Soon another pair of canada geese came by and chased the first pair away from the beaver lodge. One of the geese must have fled into the swan’s territory because the swan went after it and chased it around the pond. While the swan was chasing the goose, I noticed the hooded merganser had a front row seat on a fallen tree and seemed to be watching the action. Next the swan swam over to the beaver lodge and chased off the second pair of geese and harassed them for a while. The first pair of geese, meanwhile, went back to the beaver lodge. When the swan calmed down, the second pair of geese went back to the beaver lodge and tried to chase away the first pair again. I thought the whole thing was going to start all over and I was feeling dismayed at such disharmony so I left the pond at that point and continued on with my walk through the sanctuary.
Last summer the swans didn’t show up at this pond until after the nesting season and they coexisted peacefully with geese, wood ducks, and hooded merganser all of which raised their young in the pond. I assume this change in the behavior of the swans means they are breeding but I haven’t seen any cygnets yet.
The green heron is also a familiar sight from last year. I would often see it near the stepping stones at the pond near route 16. It would often squawk when I crossed them and when I heard it last Friday it was like a greeting from an old friend. I suspect it has a nest near by – although I haven’t located it – because one day last year I suddenly saw green herons at every turn as if a brood had fledged and left the nest.

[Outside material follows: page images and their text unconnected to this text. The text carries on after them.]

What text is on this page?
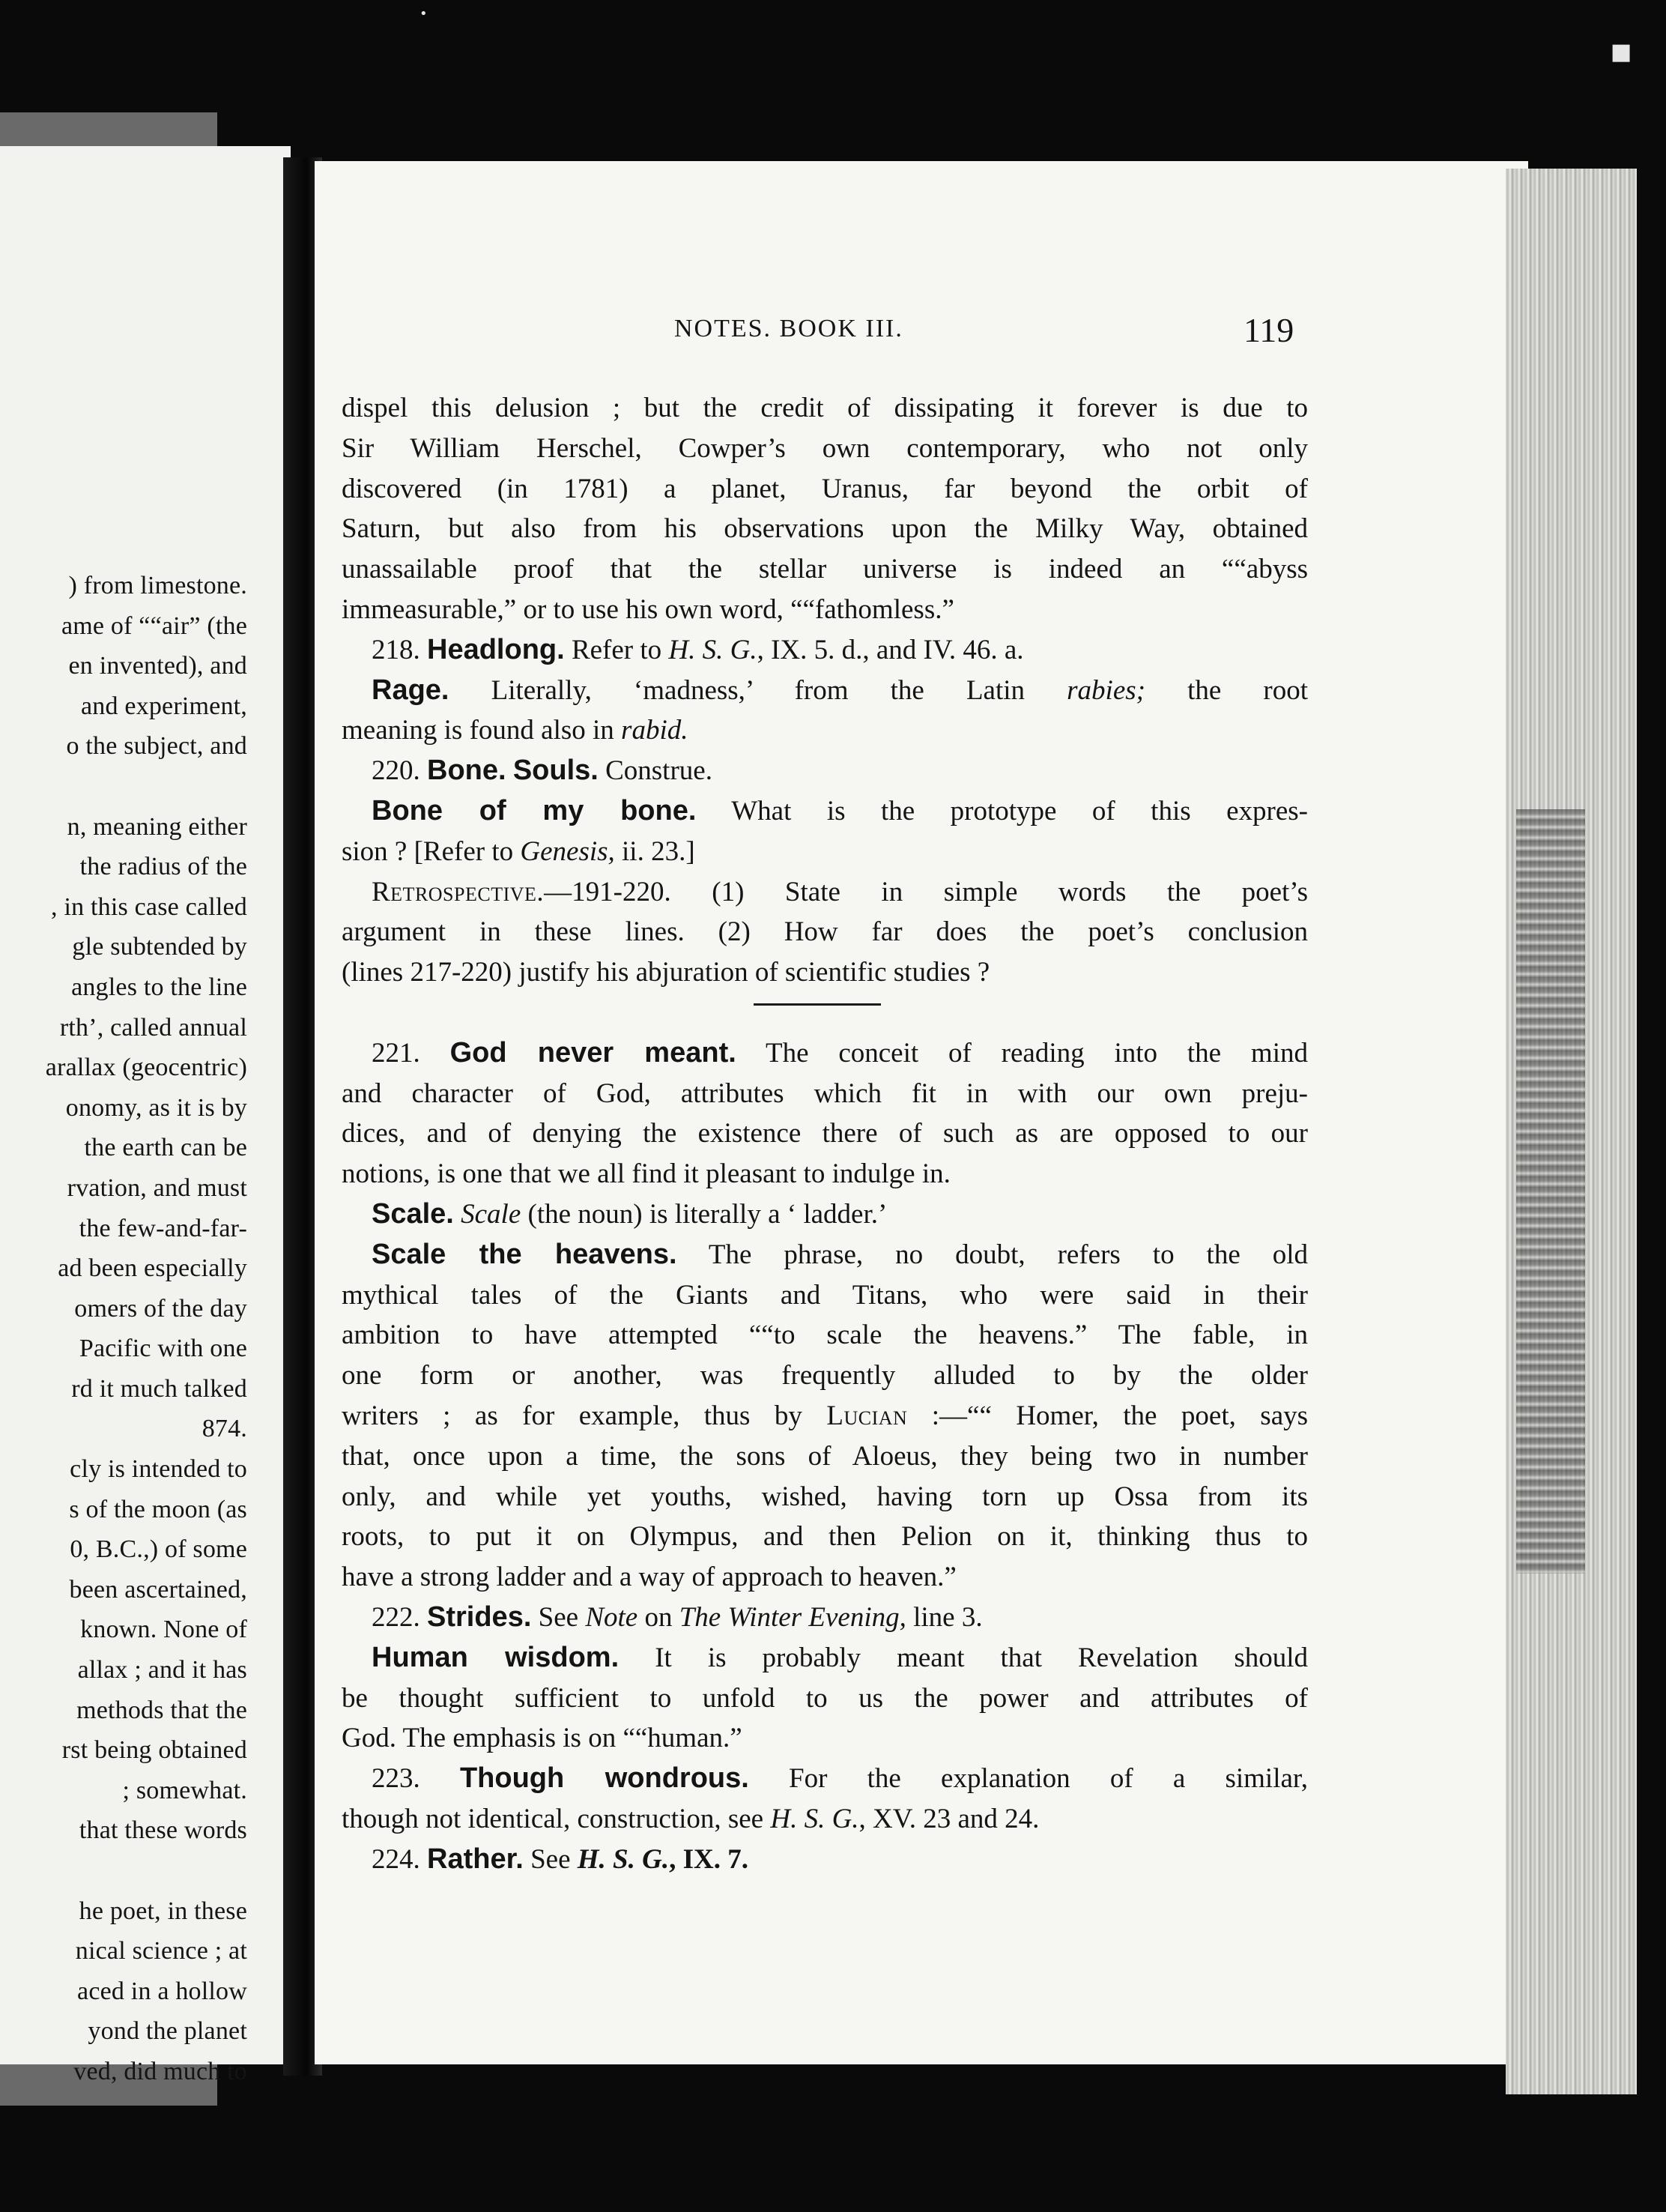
■
•
) from limestone.
ame of ““air” (the
en invented), and
and experiment,
o the subject, and
n, meaning either
the radius of the
, in this case called
gle subtended by
angles to the line
rth’, called annual
arallax (geocentric)
onomy, as it is by
the earth can be
rvation, and must
the few-and-far-
ad been especially
omers of the day
Pacific with one
rd it much talked
874.
cly is intended to
s of the moon (as
0, B.C.,) of some
been ascertained,
known. None of
allax ; and it has
methods that the
rst being obtained
; somewhat.
that these words
he poet, in these
nical science ; at
aced in a hollow
yond the planet
ved, did much to
NOTES. BOOK III.	119
dispel this delusion ; but the credit of dissipating it forever is due to
Sir William Herschel, Cowper’s own contemporary, who not only
discovered (in 1781) a planet, Uranus, far beyond the orbit of
Saturn, but also from his observations upon the Milky Way, obtained
unassailable proof that the stellar universe is indeed an ““abyss
immeasurable,” or to use his own word, ““fathomless.”
218. Headlong. Refer to H. S. G., IX. 5. d., and IV. 46. a.
Rage. Literally, ‘madness,’ from the Latin rabies; the root
meaning is found also in rabid.
220. Bone. Souls. Construe.
Bone of my bone. What is the prototype of this expres-
sion ? [Refer to Genesis, ii. 23.]
Retrospective.—191-220. (1) State in simple words the poet’s
argument in these lines. (2) How far does the poet’s conclusion
(lines 217-220) justify his abjuration of scientific studies ?
221. God never meant. The conceit of reading into the mind
and character of God, attributes which fit in with our own preju-
dices, and of denying the existence there of such as are opposed to our
notions, is one that we all find it pleasant to indulge in.
Scale. Scale (the noun) is literally a ‘ ladder.’
Scale the heavens. The phrase, no doubt, refers to the old
mythical tales of the Giants and Titans, who were said in their
ambition to have attempted ““to scale the heavens.” The fable, in
one form or another, was frequently alluded to by the older
writers ; as for example, thus by Lucian :—““ Homer, the poet, says
that, once upon a time, the sons of Aloeus, they being two in number
only, and while yet youths, wished, having torn up Ossa from its
roots, to put it on Olympus, and then Pelion on it, thinking thus to
have a strong ladder and a way of approach to heaven.”
222. Strides. See Note on The Winter Evening, line 3.
Human wisdom. It is probably meant that Revelation should
be thought sufficient to unfold to us the power and attributes of
God. The emphasis is on ““human.”
223. Though wondrous. For the explanation of a similar,
though not identical, construction, see H. S. G., XV. 23 and 24.
224. Rather. See H. S. G., IX. 7.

The stepping stones where I heard the green heron is also where I photographed the garter snake.
The great blue heron is still sitting in the nest on the route 16 pond. Last year I photographed it every week while the parents were incubating the eggs, then as the chicks grew and when the chicks fledged and I photographed them hunting in the pond, I felt like I knew them.
Last year, this pond, with the breeding ducks, the green heron, the great blue heron nest, and the peaceful swans was such an idyllic location. I hope the swans don’t change it too much this year.